On Friday, Ken Griffin, who manages a large Wall Street company spanning market-making practices and a hedge fund, was suspicious of digital currencies, even though others see the new currency as the financial future.
The creator and CEO of Citadel said to CNBC’s Andrew Ross Sorkin on “Squawk Box”, “I just don’t spend much time thinking about cryptocurrencies […] I don’t see the economic underpinning of cryptocurrencies.
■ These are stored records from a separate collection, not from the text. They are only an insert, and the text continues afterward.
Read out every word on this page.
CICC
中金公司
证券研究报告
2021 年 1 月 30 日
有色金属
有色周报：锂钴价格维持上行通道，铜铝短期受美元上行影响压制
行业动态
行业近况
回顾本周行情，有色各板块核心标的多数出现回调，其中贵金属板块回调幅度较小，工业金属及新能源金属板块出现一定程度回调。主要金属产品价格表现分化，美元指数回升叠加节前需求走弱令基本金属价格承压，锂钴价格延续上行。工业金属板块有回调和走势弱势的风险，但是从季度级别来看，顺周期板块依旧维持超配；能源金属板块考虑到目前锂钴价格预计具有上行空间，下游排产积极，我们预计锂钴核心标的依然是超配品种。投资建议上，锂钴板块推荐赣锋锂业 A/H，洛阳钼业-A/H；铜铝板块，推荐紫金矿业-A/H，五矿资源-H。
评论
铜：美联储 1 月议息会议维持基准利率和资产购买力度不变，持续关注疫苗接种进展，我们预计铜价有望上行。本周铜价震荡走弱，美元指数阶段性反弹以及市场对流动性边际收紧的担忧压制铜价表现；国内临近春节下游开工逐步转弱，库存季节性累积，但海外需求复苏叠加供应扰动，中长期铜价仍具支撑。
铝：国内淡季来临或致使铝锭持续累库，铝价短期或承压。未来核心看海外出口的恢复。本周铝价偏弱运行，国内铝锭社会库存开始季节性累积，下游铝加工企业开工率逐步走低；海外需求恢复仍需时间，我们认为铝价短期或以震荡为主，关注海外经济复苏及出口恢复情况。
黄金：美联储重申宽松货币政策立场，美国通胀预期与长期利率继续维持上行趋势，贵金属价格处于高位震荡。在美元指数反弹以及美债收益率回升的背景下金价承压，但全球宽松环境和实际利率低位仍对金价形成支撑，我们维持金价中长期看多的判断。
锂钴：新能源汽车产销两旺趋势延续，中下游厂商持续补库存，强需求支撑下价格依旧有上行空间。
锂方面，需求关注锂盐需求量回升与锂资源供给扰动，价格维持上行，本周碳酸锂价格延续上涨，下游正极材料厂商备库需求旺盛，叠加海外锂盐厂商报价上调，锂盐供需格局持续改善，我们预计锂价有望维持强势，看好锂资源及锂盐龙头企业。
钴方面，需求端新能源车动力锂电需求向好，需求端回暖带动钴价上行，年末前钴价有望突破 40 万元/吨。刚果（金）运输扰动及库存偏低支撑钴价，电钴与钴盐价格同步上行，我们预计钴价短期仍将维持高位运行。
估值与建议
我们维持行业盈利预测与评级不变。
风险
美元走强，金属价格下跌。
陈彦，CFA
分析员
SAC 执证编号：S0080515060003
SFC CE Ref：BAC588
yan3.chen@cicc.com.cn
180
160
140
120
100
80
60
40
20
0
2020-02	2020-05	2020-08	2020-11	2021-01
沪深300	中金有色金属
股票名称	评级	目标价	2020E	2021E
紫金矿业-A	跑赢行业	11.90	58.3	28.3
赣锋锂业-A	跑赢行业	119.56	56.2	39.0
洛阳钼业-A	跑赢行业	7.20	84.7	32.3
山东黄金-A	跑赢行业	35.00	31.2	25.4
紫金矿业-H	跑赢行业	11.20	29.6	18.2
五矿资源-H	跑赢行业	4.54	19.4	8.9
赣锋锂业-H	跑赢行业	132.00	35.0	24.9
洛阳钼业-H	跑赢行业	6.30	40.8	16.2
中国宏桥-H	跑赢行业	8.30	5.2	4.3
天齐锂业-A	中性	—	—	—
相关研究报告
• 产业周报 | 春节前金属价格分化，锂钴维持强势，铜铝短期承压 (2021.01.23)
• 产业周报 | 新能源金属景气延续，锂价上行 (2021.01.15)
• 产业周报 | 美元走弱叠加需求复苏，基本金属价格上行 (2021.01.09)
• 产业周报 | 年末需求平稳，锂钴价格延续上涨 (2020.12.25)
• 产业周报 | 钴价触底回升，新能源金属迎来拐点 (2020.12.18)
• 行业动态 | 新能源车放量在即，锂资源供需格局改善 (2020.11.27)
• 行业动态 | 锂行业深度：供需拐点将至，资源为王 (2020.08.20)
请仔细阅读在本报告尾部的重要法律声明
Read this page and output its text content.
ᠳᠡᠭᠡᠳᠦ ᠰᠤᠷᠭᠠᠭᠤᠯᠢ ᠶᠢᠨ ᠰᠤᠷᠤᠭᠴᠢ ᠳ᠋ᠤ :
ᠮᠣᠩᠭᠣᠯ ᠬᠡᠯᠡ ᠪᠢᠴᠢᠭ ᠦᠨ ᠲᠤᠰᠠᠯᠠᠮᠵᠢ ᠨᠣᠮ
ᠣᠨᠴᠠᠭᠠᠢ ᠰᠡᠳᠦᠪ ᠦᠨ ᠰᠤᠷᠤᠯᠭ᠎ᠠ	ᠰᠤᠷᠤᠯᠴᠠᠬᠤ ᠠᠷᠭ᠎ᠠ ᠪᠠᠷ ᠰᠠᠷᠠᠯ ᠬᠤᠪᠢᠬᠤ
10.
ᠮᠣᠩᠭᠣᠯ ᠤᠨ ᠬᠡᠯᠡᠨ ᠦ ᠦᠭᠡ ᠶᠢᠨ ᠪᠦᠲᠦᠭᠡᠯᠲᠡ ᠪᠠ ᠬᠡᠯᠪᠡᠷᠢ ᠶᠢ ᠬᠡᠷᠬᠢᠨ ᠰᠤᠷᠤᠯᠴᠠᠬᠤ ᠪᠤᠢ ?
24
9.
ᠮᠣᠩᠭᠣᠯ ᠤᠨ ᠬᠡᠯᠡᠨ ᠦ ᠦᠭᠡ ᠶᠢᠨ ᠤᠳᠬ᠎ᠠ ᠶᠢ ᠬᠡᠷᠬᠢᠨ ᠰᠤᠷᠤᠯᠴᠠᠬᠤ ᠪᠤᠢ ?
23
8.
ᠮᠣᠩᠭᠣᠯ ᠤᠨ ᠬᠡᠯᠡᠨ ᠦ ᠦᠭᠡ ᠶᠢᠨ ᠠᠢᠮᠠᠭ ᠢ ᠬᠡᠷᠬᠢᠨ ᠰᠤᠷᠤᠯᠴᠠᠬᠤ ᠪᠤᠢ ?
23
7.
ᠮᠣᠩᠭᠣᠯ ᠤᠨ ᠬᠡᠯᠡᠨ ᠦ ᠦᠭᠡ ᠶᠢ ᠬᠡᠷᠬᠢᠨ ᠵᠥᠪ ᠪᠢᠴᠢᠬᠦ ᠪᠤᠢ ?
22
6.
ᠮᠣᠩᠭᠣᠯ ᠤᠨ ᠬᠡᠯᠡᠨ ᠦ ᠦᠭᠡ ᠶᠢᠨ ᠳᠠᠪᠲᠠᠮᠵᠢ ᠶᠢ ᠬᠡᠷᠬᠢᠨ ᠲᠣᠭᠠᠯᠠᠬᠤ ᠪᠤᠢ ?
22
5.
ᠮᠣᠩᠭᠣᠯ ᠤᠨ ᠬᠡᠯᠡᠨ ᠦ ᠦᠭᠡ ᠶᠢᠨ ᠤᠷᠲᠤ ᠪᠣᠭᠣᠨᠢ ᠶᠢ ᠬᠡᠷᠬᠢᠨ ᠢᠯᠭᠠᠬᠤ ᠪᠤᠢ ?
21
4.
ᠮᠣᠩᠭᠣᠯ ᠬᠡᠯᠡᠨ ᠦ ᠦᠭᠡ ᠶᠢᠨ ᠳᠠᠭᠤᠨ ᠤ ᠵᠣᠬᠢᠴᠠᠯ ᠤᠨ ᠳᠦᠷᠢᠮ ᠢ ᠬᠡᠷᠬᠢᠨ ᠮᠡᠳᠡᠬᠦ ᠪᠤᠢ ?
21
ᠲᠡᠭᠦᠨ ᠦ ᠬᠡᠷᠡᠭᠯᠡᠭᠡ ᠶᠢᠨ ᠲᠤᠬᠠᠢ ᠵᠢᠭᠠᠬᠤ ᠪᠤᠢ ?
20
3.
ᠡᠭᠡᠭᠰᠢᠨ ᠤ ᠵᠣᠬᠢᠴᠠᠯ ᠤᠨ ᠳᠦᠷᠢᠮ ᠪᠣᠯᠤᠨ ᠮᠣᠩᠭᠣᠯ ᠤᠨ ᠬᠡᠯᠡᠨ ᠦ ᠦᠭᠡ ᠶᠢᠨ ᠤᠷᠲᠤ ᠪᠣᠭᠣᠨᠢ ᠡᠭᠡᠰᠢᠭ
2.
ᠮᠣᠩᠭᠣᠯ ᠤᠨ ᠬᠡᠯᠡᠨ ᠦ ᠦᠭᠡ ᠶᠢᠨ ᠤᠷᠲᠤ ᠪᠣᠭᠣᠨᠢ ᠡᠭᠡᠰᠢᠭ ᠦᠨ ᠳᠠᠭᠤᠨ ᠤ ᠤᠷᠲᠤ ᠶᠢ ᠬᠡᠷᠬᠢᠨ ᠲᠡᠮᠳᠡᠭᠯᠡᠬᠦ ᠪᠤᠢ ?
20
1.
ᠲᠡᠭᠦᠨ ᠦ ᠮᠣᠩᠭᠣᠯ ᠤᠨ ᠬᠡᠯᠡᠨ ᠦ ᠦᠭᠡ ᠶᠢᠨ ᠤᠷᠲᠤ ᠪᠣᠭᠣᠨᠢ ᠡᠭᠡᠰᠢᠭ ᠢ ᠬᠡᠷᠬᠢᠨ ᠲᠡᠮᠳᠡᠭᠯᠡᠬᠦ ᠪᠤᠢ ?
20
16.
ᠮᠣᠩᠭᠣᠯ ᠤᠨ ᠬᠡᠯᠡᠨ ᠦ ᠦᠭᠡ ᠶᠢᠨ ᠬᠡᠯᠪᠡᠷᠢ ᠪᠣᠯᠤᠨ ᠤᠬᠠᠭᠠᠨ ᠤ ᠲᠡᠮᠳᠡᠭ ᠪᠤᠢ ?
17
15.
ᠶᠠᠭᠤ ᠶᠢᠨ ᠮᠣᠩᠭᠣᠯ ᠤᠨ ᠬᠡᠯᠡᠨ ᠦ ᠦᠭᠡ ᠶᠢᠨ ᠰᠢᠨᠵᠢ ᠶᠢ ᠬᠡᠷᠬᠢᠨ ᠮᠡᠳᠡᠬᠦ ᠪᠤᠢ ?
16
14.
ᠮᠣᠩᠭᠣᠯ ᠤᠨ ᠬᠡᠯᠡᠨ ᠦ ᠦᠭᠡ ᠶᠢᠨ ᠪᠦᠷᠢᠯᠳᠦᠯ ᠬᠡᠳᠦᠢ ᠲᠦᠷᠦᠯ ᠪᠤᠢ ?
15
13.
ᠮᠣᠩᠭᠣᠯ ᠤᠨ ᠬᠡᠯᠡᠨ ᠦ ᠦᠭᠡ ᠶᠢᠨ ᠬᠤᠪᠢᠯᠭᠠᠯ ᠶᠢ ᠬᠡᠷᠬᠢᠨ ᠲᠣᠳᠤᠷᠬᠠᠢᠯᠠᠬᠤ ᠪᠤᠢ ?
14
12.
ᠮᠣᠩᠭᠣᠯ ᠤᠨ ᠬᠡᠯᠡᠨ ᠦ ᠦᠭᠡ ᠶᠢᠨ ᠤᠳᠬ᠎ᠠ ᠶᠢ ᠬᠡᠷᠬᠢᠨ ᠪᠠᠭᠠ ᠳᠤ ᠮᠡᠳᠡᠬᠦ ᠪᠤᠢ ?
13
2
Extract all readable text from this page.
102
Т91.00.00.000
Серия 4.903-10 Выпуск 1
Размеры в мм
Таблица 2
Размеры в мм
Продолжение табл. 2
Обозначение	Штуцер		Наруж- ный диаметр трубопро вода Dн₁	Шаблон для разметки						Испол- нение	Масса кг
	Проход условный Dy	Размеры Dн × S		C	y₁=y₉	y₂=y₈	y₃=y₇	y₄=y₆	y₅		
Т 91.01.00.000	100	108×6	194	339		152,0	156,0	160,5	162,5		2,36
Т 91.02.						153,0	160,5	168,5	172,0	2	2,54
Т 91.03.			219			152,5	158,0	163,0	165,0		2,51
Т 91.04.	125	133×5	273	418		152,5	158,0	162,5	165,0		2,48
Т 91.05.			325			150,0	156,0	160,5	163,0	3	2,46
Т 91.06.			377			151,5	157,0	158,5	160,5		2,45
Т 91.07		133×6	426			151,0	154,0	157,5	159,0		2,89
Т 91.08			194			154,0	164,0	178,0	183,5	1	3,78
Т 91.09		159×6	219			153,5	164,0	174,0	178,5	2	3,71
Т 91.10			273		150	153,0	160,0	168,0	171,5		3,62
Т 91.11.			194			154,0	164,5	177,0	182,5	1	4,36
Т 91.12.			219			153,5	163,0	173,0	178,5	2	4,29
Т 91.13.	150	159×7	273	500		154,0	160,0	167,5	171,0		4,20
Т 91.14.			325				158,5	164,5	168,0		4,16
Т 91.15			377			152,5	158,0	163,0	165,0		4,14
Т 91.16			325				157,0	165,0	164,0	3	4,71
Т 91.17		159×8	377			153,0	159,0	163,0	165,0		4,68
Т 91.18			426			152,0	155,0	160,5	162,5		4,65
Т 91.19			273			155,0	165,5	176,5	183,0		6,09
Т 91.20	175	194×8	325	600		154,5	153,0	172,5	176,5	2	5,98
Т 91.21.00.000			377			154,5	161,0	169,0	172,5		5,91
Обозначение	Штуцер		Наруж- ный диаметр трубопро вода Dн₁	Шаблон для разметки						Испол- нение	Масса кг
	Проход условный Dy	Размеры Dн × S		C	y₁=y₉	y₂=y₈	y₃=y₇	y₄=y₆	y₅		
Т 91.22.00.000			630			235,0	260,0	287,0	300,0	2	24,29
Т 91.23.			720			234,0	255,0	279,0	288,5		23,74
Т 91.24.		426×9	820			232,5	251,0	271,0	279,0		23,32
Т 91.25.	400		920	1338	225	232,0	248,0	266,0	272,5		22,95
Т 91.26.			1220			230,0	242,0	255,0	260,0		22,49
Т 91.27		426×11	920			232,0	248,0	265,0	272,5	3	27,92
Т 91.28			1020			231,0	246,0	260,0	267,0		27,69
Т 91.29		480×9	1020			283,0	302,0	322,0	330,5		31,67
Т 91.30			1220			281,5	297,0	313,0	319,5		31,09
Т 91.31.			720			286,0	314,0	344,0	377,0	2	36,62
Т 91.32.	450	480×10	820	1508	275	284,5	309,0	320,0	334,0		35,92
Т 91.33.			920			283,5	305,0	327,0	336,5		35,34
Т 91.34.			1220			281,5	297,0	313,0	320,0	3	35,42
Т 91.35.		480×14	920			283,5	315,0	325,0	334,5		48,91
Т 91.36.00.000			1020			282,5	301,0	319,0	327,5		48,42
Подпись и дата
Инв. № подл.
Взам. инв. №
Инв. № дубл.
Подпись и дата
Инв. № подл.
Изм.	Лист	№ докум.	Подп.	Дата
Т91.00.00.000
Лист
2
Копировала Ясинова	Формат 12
I understand how to value a stock — the net present value of earnings. I understand how to think about currency exchange rates around the world.”
He also stated that “I don’t know how to think about what is effectively a digital token,”
In previous times, Bitcoin has exploded, driven in part by recognition by large financial firms, traders and businesses, like Tesla. Employees of big Wall Street banks and consumers are now calling for greater interest in digital currencies.
The longest U.S. bank, Bank of New York Mellon, confirmed it would begin funding bitcoin and other virtual money on Feb. 11.
The stock producer that manages about 40 percent of the regular retail trade in the U.S. is Citadel Securities, making it one of the largest financial plumbing firms in the world. A hedge fund called Citadel was also created by Griffin.
As per Coin Metrics, Bitcoin stood above $53,000 on Friday, placing its six-month rise at over 350 percent .
In a conversation about Citadel’s involvement in the GameStop saga, Griffin’s views on digital currencies came up. And during Reddit-fueled market correction on the stock, the company controlled retail transactions from discount brokerage Robinhood, and Griffin testified recently before Congress.
The Citadel hedge fund has invested money in Melvin Capital, one of the funds hit the hardest by the fast expansion of GameStop, in January. Previously, Griffin defended the decision.